Healthcare systems are struggling with growing waiting lists, so care is shifting from hospitals closer to patients — all the way into their homes. The speaker introduced low-cost, digitally connected, clinical-quality tests that send the result to a doctor straight from the living room. The first is CRP to distinguish viral and bacterial infections, with others focusing on women’s health.
How a digitally connected test works
The foundation is low-cost lateral flow strips, paired with a pocket-sized reader smaller than the palm of your hand. The reader connects to a phone via Bluetooth, and the app sends the result directly to the clinician, even when the patient performs the test at home. During the pandemic, the team, with support from the UK government, developed a COVID-19 test whose key benefit was automatic reporting of every measurement. Digital connectivity thus combines patient convenience with clinician oversight.
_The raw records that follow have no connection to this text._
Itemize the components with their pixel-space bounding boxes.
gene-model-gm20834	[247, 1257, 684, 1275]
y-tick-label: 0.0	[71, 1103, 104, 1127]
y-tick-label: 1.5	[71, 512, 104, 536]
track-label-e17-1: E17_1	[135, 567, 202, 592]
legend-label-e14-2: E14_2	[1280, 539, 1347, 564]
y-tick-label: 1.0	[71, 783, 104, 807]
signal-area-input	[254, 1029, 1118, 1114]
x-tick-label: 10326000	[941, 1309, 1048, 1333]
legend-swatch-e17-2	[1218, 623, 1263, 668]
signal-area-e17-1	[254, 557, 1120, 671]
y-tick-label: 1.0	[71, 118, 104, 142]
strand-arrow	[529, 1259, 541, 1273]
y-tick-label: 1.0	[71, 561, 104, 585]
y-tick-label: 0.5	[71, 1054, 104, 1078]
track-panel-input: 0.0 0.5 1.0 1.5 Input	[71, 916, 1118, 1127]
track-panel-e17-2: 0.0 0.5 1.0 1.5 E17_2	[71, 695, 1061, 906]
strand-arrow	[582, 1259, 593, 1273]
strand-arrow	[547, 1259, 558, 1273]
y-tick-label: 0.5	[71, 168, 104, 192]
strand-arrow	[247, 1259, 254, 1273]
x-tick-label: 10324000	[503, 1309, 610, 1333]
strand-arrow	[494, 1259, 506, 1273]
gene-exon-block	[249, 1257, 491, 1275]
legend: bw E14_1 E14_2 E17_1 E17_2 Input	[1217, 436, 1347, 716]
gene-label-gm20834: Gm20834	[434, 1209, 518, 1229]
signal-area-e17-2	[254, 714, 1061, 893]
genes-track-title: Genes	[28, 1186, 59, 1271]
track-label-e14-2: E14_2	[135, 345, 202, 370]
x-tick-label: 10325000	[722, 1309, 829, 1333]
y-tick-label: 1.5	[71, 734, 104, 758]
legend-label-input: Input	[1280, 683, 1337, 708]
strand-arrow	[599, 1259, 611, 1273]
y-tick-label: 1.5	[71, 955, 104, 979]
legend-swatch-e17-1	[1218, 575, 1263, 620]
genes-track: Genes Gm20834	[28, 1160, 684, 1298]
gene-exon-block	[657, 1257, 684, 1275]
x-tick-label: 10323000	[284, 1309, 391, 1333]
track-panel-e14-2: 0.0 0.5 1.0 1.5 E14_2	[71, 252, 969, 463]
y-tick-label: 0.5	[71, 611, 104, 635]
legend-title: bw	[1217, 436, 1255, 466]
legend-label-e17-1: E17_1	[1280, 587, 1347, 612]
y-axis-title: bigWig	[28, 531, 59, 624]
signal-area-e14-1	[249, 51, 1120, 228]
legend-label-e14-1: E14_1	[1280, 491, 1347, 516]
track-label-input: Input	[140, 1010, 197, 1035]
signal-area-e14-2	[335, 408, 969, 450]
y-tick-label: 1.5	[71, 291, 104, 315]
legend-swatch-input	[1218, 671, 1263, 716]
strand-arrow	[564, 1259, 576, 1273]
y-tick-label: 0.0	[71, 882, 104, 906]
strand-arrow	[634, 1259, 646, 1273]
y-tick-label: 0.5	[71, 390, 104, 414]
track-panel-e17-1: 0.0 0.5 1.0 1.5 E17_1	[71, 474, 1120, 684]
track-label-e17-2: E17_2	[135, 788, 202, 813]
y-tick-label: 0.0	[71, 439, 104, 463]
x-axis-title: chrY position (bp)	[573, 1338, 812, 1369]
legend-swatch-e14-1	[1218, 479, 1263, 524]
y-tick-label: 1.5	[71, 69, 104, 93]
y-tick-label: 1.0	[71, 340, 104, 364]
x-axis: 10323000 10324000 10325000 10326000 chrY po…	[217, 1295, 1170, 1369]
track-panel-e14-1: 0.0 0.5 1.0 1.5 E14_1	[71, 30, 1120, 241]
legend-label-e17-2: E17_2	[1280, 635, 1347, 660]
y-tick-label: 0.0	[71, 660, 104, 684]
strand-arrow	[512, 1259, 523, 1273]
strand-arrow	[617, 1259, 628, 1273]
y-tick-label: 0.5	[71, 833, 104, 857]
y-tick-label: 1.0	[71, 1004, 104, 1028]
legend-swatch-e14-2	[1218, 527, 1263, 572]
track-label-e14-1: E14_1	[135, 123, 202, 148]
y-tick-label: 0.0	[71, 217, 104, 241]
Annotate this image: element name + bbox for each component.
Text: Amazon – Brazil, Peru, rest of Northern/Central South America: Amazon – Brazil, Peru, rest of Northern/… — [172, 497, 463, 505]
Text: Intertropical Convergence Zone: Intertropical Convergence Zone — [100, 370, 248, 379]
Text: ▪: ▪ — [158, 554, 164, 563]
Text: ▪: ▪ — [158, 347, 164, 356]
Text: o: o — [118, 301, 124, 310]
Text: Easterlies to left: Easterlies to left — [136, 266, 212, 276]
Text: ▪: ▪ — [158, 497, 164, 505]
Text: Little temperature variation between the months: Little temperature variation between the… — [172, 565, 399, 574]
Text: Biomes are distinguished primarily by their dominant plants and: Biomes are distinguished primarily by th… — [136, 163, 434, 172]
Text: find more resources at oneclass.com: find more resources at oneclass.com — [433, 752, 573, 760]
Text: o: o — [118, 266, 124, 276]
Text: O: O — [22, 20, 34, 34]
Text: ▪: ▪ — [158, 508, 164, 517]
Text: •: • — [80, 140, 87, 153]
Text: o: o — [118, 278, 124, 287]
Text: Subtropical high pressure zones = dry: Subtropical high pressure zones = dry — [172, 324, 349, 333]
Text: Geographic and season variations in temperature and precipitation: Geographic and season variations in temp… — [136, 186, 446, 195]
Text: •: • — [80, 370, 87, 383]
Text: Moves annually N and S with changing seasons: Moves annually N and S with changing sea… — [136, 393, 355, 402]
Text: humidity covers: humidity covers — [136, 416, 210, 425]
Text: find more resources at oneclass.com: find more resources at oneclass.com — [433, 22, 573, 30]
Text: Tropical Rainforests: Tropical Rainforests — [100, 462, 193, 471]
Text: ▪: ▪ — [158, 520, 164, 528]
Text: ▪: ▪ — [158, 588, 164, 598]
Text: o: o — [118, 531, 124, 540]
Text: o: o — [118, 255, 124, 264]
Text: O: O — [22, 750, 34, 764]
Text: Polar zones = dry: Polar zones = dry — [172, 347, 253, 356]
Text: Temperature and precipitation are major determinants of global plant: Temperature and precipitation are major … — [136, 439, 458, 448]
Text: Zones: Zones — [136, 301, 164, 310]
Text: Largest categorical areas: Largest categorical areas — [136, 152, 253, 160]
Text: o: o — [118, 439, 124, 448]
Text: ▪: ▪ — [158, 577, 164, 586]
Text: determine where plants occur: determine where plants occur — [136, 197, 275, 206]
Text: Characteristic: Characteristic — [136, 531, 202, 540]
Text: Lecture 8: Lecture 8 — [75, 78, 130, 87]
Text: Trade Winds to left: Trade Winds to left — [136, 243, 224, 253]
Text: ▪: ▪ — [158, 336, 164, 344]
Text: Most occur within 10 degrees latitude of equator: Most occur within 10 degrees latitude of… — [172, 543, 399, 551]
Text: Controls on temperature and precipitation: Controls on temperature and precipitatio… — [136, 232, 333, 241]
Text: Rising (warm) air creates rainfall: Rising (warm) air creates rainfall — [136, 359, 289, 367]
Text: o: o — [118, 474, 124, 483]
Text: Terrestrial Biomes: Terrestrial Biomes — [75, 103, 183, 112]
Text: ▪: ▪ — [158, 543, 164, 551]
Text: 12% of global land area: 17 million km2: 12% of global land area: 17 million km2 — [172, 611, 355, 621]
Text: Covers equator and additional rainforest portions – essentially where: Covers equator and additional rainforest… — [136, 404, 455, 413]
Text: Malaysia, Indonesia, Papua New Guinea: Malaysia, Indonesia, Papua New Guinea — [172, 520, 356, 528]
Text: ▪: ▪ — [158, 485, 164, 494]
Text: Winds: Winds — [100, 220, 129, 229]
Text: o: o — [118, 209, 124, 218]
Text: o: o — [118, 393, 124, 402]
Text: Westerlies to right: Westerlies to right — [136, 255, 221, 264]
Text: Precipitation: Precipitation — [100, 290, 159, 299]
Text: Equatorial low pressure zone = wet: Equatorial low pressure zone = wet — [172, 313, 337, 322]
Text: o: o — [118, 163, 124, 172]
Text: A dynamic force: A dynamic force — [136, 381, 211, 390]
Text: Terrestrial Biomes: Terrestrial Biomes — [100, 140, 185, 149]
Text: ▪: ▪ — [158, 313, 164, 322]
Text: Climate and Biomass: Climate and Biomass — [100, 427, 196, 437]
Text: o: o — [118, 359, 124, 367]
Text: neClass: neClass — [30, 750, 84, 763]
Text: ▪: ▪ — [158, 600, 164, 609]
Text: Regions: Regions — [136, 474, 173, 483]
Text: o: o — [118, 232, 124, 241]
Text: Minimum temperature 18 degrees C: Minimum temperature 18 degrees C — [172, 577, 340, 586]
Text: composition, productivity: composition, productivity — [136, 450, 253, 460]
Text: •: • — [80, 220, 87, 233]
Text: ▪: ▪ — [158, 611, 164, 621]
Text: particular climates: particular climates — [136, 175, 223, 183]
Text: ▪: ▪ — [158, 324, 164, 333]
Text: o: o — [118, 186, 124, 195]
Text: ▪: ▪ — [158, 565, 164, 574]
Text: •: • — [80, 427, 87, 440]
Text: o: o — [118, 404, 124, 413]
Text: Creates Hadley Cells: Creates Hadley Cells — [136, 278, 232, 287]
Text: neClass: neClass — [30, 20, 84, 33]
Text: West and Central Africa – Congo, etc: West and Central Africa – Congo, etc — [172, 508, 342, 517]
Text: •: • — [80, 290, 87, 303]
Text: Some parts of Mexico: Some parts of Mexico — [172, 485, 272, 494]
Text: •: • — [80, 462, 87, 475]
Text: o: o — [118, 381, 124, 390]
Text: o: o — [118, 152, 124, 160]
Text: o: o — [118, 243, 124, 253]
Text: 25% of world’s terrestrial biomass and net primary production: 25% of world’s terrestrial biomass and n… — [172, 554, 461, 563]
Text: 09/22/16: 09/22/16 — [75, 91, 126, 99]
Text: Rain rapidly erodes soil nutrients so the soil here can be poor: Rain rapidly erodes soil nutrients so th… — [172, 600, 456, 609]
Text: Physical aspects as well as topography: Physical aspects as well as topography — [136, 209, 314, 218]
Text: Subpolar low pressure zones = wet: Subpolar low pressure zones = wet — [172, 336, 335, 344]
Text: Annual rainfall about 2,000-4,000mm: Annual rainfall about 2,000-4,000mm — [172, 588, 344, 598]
Thanks to electrochemical measurement, the tests are quantifiable, more sensitive, and entirely objective. The patient does not see raw data; the result remains in the clinician’s hands, reducing the risk of misinterpretation. The price for the user is less than 2 euros and the reader costs under 30 euros, while the manufacturing cost of the test rises by less than 10%. Clinical-grade measurement is thus available in a simple and cost-effective format.
CRP today, women’s health tomorrow
The first product is a C-reactive protein (CRP) test, one of the most commonly assessed biomarkers in medicine. It is intended to help curb unnecessary antibiotic prescribing by distinguishing likely viral and bacterial infections. CRP is already part of clinical pathways in the United Kingdom, and more than 12 clinical studies have shown that CRP testing can reduce antibiotic prescriptions. Launch is planned for the second half of 2025, with use in pharmacies, long-term care facilities, and directly in households.
This platform will be followed by a series of tests for women’s health, beginning with a menopause test in 2026. The aim is to enable women to better understand their own bodies and continuously track key indicators in the comfort of home. The team is also seeking partners in big data and artificial intelligence, as connected tests open a “window into the body” and enrich datasets with new, clinically relevant information. In this way, home diagnostics becomes not only accessible, but also data-rich for the healthcare of the future.